The rules the SDK holds your stream to:

End every stream with done. A response that ends without it fails the turn with BackendRouterError.streamTruncated — the SDK cannot tell a finished stream from a dead connection. Exactly one done per stream; anything after it is ignored.
The event vocabulary is closed. An unknown type fails the turn — the two sides disagree about the format, and failing loud beats dropping events.
error ends the turn. Codes the SDK recognizes map to typed BackendRouterError cases with retry guidance; any other code surfaces with the code intact. See when it fails.

Own the system prompt

The provider declares backendManagedSystemPrompt, which changes where live state travels. Live context and per-turn directives are merged into the first user message under a [CONTEXT] marker (the user's own text follows under [USER]) instead of being appended to the system prompt. The static persona still arrives in the request's system-prompt field — use it, extend it, or replace it server-side.

This keeps live app state intact even when your server substitutes its own system prompt.

Declare what your backend honors

The SDK cannot know what your server actually implements, so the defaults are conservative: no vision, no tool choice, no structured output. Each is a real opt-in that rides the wire format, so when your backend honors one, declare it by passing your own capabilities.
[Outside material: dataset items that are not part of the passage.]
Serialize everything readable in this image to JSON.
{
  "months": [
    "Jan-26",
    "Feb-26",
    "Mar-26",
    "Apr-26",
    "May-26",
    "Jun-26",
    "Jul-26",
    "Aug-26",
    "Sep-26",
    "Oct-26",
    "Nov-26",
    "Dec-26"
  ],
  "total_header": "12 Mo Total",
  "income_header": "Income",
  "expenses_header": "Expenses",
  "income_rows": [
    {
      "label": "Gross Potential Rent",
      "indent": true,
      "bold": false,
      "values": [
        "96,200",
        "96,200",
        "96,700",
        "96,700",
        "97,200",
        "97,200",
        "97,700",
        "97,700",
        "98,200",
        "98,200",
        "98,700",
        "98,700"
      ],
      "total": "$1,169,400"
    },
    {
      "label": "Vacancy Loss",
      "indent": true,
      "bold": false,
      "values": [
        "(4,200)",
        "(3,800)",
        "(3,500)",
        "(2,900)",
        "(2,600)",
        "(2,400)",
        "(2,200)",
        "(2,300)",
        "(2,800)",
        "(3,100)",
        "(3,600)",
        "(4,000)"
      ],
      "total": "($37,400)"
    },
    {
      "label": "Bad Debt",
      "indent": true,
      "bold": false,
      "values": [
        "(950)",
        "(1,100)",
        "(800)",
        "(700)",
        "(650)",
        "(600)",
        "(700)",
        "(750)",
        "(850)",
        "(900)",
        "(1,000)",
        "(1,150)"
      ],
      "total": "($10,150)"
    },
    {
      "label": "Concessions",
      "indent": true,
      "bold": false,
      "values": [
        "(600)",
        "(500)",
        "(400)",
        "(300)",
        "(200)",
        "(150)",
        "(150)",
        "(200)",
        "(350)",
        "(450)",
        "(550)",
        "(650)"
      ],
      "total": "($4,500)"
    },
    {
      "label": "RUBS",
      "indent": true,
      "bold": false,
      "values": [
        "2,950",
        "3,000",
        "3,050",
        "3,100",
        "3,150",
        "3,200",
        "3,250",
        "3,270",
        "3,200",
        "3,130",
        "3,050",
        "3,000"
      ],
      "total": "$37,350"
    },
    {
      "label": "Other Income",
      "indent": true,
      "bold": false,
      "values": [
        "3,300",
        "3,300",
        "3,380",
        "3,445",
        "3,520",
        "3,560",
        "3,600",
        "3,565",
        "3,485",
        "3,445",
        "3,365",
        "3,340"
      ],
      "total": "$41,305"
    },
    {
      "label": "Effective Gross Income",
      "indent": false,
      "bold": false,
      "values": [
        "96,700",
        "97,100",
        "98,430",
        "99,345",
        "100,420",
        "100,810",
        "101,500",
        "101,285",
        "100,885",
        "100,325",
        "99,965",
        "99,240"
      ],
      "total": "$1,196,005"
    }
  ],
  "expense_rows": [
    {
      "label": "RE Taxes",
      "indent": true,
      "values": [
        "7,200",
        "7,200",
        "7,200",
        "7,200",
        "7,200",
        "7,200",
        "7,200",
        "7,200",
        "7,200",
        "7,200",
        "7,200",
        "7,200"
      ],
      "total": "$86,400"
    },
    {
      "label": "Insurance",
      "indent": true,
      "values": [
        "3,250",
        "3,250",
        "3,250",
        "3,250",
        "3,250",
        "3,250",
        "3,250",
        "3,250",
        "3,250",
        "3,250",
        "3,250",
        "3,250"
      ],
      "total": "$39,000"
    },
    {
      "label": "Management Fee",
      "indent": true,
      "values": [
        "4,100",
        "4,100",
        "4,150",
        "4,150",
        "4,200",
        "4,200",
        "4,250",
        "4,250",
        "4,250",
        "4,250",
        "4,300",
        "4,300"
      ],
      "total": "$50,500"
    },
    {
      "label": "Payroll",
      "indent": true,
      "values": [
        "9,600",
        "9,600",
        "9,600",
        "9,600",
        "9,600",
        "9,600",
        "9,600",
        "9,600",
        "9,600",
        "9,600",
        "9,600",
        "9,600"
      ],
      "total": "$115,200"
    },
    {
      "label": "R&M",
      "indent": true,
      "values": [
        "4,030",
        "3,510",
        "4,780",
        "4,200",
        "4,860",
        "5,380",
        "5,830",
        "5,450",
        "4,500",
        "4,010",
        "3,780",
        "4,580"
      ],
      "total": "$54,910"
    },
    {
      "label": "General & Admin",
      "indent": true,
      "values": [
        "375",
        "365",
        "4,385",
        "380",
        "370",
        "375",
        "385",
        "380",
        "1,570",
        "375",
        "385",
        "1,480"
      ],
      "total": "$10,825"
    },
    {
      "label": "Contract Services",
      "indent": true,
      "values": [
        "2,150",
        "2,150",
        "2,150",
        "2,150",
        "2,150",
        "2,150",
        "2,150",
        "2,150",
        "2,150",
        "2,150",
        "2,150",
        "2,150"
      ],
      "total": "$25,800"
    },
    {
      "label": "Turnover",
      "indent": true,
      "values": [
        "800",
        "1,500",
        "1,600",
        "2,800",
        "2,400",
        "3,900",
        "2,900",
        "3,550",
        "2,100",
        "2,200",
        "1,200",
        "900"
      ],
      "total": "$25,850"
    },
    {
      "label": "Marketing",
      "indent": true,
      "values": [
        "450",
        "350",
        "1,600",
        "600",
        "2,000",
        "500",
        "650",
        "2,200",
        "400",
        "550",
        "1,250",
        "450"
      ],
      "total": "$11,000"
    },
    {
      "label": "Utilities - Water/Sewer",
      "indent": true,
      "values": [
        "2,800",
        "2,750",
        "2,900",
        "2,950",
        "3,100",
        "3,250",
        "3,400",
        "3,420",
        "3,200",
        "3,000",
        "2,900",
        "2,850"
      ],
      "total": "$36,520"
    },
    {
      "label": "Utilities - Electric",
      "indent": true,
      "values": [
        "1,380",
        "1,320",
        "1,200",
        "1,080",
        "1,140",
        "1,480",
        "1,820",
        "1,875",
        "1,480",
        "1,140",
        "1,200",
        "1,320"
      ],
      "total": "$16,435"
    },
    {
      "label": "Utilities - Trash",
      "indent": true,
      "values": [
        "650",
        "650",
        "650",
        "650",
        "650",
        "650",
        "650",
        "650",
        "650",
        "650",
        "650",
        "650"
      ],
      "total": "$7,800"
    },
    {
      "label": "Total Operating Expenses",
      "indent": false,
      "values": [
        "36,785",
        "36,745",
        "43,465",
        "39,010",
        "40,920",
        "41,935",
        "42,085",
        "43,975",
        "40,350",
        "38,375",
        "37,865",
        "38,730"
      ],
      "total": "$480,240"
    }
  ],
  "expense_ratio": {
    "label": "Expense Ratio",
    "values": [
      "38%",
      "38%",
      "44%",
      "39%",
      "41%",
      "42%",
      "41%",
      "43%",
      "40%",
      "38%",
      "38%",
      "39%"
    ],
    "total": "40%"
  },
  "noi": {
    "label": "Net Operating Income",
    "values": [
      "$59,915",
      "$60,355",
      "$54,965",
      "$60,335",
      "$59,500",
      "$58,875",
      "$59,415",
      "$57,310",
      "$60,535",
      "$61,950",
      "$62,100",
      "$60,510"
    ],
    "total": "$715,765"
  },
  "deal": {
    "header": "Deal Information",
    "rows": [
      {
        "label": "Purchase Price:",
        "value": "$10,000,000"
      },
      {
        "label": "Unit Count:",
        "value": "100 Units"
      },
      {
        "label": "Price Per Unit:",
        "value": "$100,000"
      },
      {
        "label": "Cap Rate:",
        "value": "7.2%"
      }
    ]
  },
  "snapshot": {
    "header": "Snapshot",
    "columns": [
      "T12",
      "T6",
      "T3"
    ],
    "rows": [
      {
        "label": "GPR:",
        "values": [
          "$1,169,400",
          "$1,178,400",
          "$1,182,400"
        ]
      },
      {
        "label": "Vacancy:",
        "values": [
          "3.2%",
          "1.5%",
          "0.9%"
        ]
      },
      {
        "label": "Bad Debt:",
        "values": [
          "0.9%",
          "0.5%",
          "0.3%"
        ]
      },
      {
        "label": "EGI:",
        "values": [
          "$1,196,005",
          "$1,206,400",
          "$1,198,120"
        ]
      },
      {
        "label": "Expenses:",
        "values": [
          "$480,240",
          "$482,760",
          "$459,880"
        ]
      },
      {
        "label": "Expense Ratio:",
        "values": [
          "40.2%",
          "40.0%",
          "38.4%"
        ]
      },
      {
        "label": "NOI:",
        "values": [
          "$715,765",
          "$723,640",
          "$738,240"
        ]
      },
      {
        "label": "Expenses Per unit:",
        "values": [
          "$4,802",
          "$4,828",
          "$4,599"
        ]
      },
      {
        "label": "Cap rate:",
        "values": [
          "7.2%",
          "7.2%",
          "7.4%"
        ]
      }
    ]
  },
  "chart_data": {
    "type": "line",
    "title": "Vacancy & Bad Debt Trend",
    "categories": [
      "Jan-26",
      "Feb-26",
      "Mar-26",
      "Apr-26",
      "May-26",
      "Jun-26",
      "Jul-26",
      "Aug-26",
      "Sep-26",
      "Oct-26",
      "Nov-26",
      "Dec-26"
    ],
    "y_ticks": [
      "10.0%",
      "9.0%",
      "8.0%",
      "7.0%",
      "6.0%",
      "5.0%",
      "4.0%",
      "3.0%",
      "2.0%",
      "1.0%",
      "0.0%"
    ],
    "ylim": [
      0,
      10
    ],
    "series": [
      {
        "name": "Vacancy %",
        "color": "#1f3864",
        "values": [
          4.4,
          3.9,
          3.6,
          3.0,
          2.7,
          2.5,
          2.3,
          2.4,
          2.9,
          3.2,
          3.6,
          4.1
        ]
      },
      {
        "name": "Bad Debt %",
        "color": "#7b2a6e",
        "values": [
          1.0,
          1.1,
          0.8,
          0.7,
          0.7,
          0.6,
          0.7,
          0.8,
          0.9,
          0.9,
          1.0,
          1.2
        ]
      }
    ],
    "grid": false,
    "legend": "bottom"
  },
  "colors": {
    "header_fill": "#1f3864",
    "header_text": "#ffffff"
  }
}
let provider = BackendRouterProvider(
    endpoint: URL(string: "https://api.myapp.com/llm")!,
    capabilities: ProviderCapabilities(
        executionModel: .appDriven,
        toolDiscovery: .dynamicPerRequest,
        supportsStreaming: true,
        supportsToolCalling: true,
        supportsVision: false,
        supportsStructuredOutput: true,   // your server constrains output to the requested schema
        supportsSamplingConfig: true,
        supportsParallelToolCalls: true,
        modelSelection: .full,
        managedConversation: false,
        requiresNetworking: true,
        backendManagedSystemPrompt: true,
        supportsToolChoice: true    // your server honors the tool-choice directive
    )
)

A backend that declares supportsToolChoice receives the tool-choice directive and is trusted to enforce it; against one that doesn't, a send that forces or disables tool use fails typed instead of being silently ignored — see steer tool use.

When you declare supportsStructuredOutput, a generate() call sends the JSON schema on the wire under a structuredOutput field and the SDK validates the reply against it in-process; map the strict hint to your upstream's constrained-decoding mode if it has one. The exact envelope shape is in the SDK's contract notes (docs/contract/freeform-structured-output.md). The cloud-profile path is separate: it carries structured output under a response_format field constrained to a portable cross-provider dialect, documented in docs/contract/cloud-structured-output.md. Against a backend that doesn't declare it, generate() fails typed with StructuredOutputError.unsupported before any request — see structured output.

Redirects fail closed

A redirect whose target differs from the original origin in scheme, host, or port is never followed: the request fails with BackendRouterError.crossOriginRedirectBlocked and nothing — no headers, no body — reaches the foreign origin. Same-origin redirects are followed with the full header set re-attached. Keep your endpoint's redirects within one origin.